Research on vibration compensation mechanism of engine ellipse timing system and belt tension distribution at meshing points

Aiming at the problem of camshaft torsional oscillation caused by the torque of the engine camshaft spring, this paper carries out the research on the compensation of the elliptical pulley timing system for the torsional oscillation of the camshaft. In the quasi-static state, a dual overhead gasoline engine drive system model is established, and the increments of the tight and slack side belt lengths, the arc length of the pulley wrap angle and the direction angle of the pulley tangent point are studied. The relationship of the harmonic increments is determined. Based on the structure of fixed and automatic tensioners, a mathematical model of the elliptical eccentricity and the initial phase angle for compensating the harmonic oscillational torque of camshaft spring is proposed. The simulation results verify the correctness of the model.

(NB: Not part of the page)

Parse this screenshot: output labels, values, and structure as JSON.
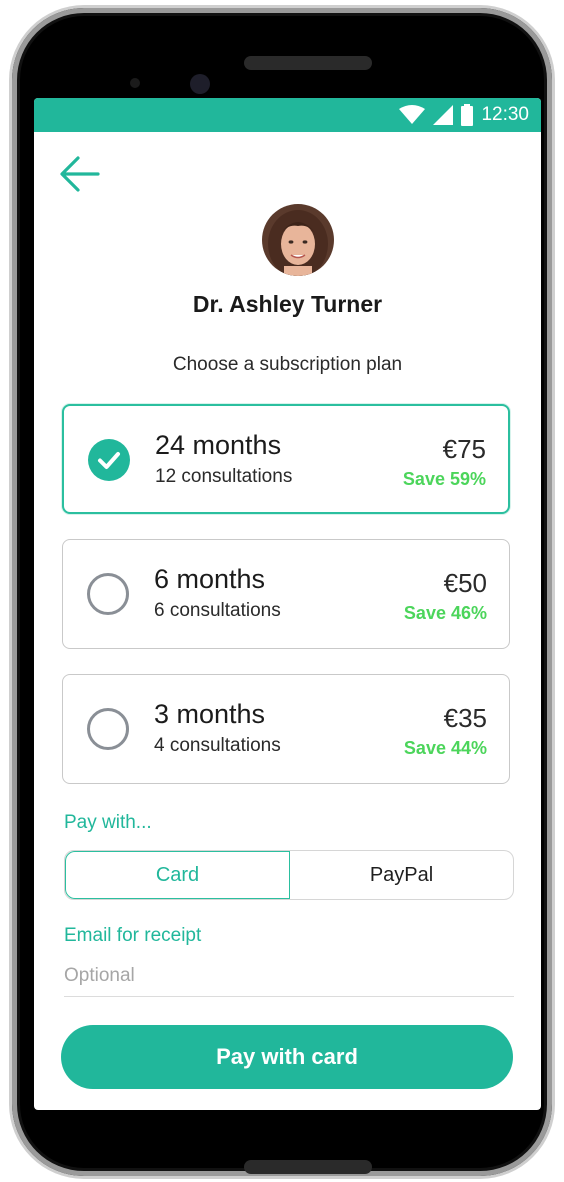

It is concluded that the elliptical eccentricity and the belt tension amplitude of the fixed tensioner are 50% smaller than the automatic tensioner, which reduces the dynamic excitation of the system. The tension distribution of the tight side and the slack side of the belt meshed with the elliptical pulley is different. The amplitude of the tension difference between the tight and side sides belts corresponding to the automatic tensioner is twice as large as that of the fixed tensioner. At the same time, the difference in tension will cause different elongation of the belt pitch between the tight and the slack sides, causing the meshing interference between the belt teeth and the elliptical pulley groove. Therefore, the tension distribution of the belt meshed with an ellipse is completely different from that of a circular pulley.